10 phrases emotionally guarded people use to keep others at arm’s length

Ava Sinclair by Ava Sinclair | June 19, 2024, 8:06 am

Ever met someone who seems to push others away without being rude?

They’re not mean or antisocial, they’re just careful about who gets close to them. They’re what we call ’emotionally guarded’.

To understand an emotionally guarded person, you need to listen to their words.

They often use certain phrases that help them maintain distance from others.

In this article, we’re going to explore these phrases.

So, get ready for a trip through the language of the emotionally guarded.

1. “I’m fine”

This phrase might be the most common one that emotionally guarded people use.

On the surface, it might seem like a casual response to a “How are you?” But, when an emotionally guarded person says “I’m fine,” it often means they’re not ready to share their feelings or they’re trying to avoid a deeper conversation.

It’s their go-to phrase to keep things on a surface level and maintain their emotional distance.

2. “I don’t need help”

Emotionally guarded people value their independence a lot. They often feel that asking for help or support may make them vulnerable or it can be a sign of weakness.

So, when they say, “I don’t need help,” it’s another way of them stating that they’d prefer to handle things on their own. This phrase allows them to keep their problems to themselves and maintain a safe distance from others.

3. “I prefer to be alone”

One thing I’ve noticed about emotionally guarded people, including myself at times, is their tendency to choose solitude over socializing.

There’s a simple phrase we often use: “I prefer to be alone.” It’s not that we don’t enjoy company, but we often find comfort and peace in our own space.

This phrase helps us maintain our emotional boundaries and gives us the time and space to process our feelings privately.

4. “I don’t like to talk about myself”

Did you know that people who are emotionally guarded often find it difficult to talk about themselves? This is because sharing personal information can feel like giving away a piece of their privacy.

So when they say, “I don’t like to talk about myself,” it’s their way of protecting their inner world. This phrase helps them create a boundary between them and others, keeping their personal life and emotions out of the conversation.

5. “It’s not a big deal”

When emotionally guarded people face problems or emotional turmoil, they often downplay it with phrases like, “It’s not a big deal.”

This isn’t because they’re void of feelings or don’t acknowledge their pain. In fact, it’s quite the opposite. They feel deeply, but they choose to bear their burdens alone, fearing that sharing might burden others or expose their vulnerabilities.

This phrase is their shield, their way of saying, “I’ve got this,” even when their heart might be heavy.

6. “I don’t want to bother you”

One phrase I often find myself saying is, “I don’t want to bother you.”

As an emotionally guarded person, I sometimes feel that sharing my problems or concerns with others might be an imposition. So, I tend to keep things to myself. This phrase is my way of keeping my worries within my own walls and not letting them spill over into my relationships.

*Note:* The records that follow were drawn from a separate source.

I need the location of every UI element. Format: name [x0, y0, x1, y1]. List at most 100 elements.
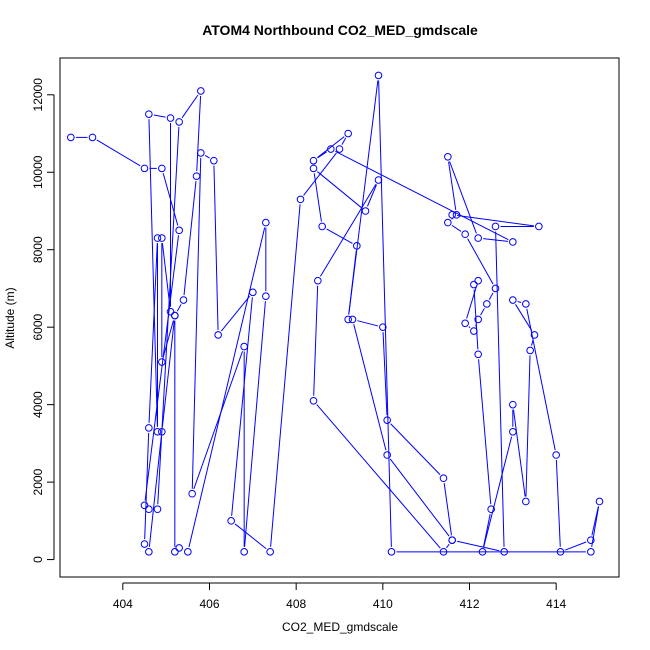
data-point [509, 400, 517, 409]
series-segment [220, 295, 251, 332]
data-point [556, 548, 565, 556]
data-point [262, 292, 270, 300]
series-segment [161, 243, 171, 307]
x-axis: 404 406 408 410 412 414 [113, 582, 566, 611]
data-point [249, 288, 257, 297]
data-point [470, 280, 478, 289]
data-point [145, 424, 153, 432]
data-point [296, 195, 305, 204]
data-point [522, 497, 530, 506]
x-tick-label: 406 [199, 597, 219, 611]
x-tick-label: 408 [286, 597, 306, 611]
y-axis-title: Altitude (m) [3, 287, 17, 348]
data-point [266, 548, 274, 556]
series-segment [446, 543, 450, 549]
series-segment [348, 250, 357, 315]
series-segment [317, 171, 362, 209]
series-segment [317, 136, 345, 158]
series-segment [513, 409, 526, 497]
series-segment [148, 436, 162, 547]
data-point [309, 396, 318, 405]
series-segment [517, 301, 522, 303]
data-point [140, 540, 149, 548]
series-segment [564, 541, 587, 551]
series-segment [213, 165, 219, 330]
data-point [210, 156, 218, 165]
data-point [461, 230, 469, 239]
data-point [383, 416, 391, 424]
data-point [374, 71, 383, 80]
series-segment [204, 155, 210, 159]
data-point [500, 548, 508, 556]
data-point [145, 110, 153, 118]
series-segment [449, 161, 477, 234]
data-point [192, 172, 201, 180]
series-segment [148, 243, 158, 423]
data-point [175, 118, 183, 126]
series-segment [326, 228, 353, 244]
series-segment [181, 94, 199, 119]
data-point [587, 536, 595, 545]
series-segment [144, 235, 180, 501]
data-point [197, 149, 205, 157]
series-segment [183, 181, 197, 296]
y-tick-label: 0 [31, 556, 45, 563]
x-tick-label: 404 [113, 597, 133, 611]
y-axis: 0 2000 4000 6000 8000 10000 12000 [31, 78, 55, 563]
data-point [379, 323, 387, 331]
data-point [171, 311, 179, 320]
x-tick-label: 412 [459, 597, 479, 611]
data-point [179, 296, 188, 304]
x-axis-title: CO2_MED_gmdscale [282, 620, 398, 634]
series-segment [443, 483, 452, 536]
data-point [509, 296, 517, 304]
data-point [171, 548, 179, 556]
data-point [188, 489, 196, 498]
data-point [214, 331, 222, 339]
data-point [240, 548, 248, 556]
data-point [448, 536, 456, 545]
series-segment [466, 285, 478, 319]
series-segment [176, 304, 182, 312]
data-point [353, 242, 361, 250]
series-segment [451, 224, 462, 232]
data-point [318, 222, 326, 231]
data-point [158, 427, 166, 436]
series-segment [161, 320, 175, 427]
series-layer [67, 71, 604, 556]
data-point [153, 427, 162, 436]
data-point [145, 548, 153, 556]
data-point [158, 234, 166, 242]
series-segment [193, 351, 243, 490]
data-point [474, 350, 482, 359]
series-segment [448, 161, 457, 210]
series-segment [366, 184, 378, 207]
series-segment [591, 506, 600, 547]
series-segment [457, 215, 534, 227]
series-segment [456, 540, 500, 552]
series-segment [357, 320, 379, 327]
data-point [262, 218, 270, 227]
series-segment [317, 151, 327, 159]
series-segment [389, 458, 450, 537]
series-segment [153, 114, 166, 118]
series-segment [196, 95, 202, 172]
data-point [374, 176, 383, 184]
series-segment [468, 326, 471, 329]
data-point [491, 284, 500, 293]
series-segment [270, 204, 301, 547]
data-point [145, 505, 153, 514]
data-point [461, 319, 469, 328]
data-point [335, 145, 344, 153]
series-segment [390, 423, 441, 475]
data-point [309, 156, 318, 165]
series-segment [473, 289, 479, 350]
data-point [452, 211, 461, 219]
data-point [344, 129, 352, 138]
series-segment [148, 119, 158, 427]
data-point [184, 548, 192, 556]
data-point [509, 427, 517, 436]
data-point [387, 548, 396, 556]
data-point [140, 501, 149, 510]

It’s about maintaining a boundary, but also trying not to burden others with my issues.

7. “I’m not good at expressing my feelings”

The raw truth about emotionally guarded people is that we often struggle to express our feelings. It’s not that we don’t feel, oh we do, but putting those feelings into words? That’s a whole different game.

So when you hear us say, “I’m not good at expressing my feelings,” it’s our honest admission of this struggle.

This phrase is our safety net, a way to avoid any emotional spill-over that might happen if we try to dig deeper into our emotions in front of others.

8. “I like things the way they are”

Emotionally guarded people often resist change. They prefer stability and predictability because it gives them a sense of control over their lives.

When they say, “I like things the way they are,” it’s a signal that they’re comfortable with the status quo and may resist changes that threaten their emotional security.

This phrase allows them to maintain their comfort zone and keep potential emotional upheaval at bay.

9. “I just need some space”

As someone who is emotionally guarded, I often find myself needing time to process my thoughts and emotions alone. So, I frequently say, “I just need some space.”

This isn’t a way of pushing people away, but rather a request for understanding and respect for my personal boundaries. This phrase allows me to take a step back, breathe and deal with things in my own time and way.

10. “Let’s not go there”

The raw, unfiltered truth is that emotionally guarded people have topics they’d rather not discuss. These are often tied to past experiences or pains that are too sensitive to touch upon.

When we say, “Let’s not go there,” it’s our way of setting a boundary, a polite request to steer clear from topics that could stir up emotions we’re not ready to confront or share.

This phrase is our defense mechanism, protecting us from emotional conversations that we’re not prepared to dive into.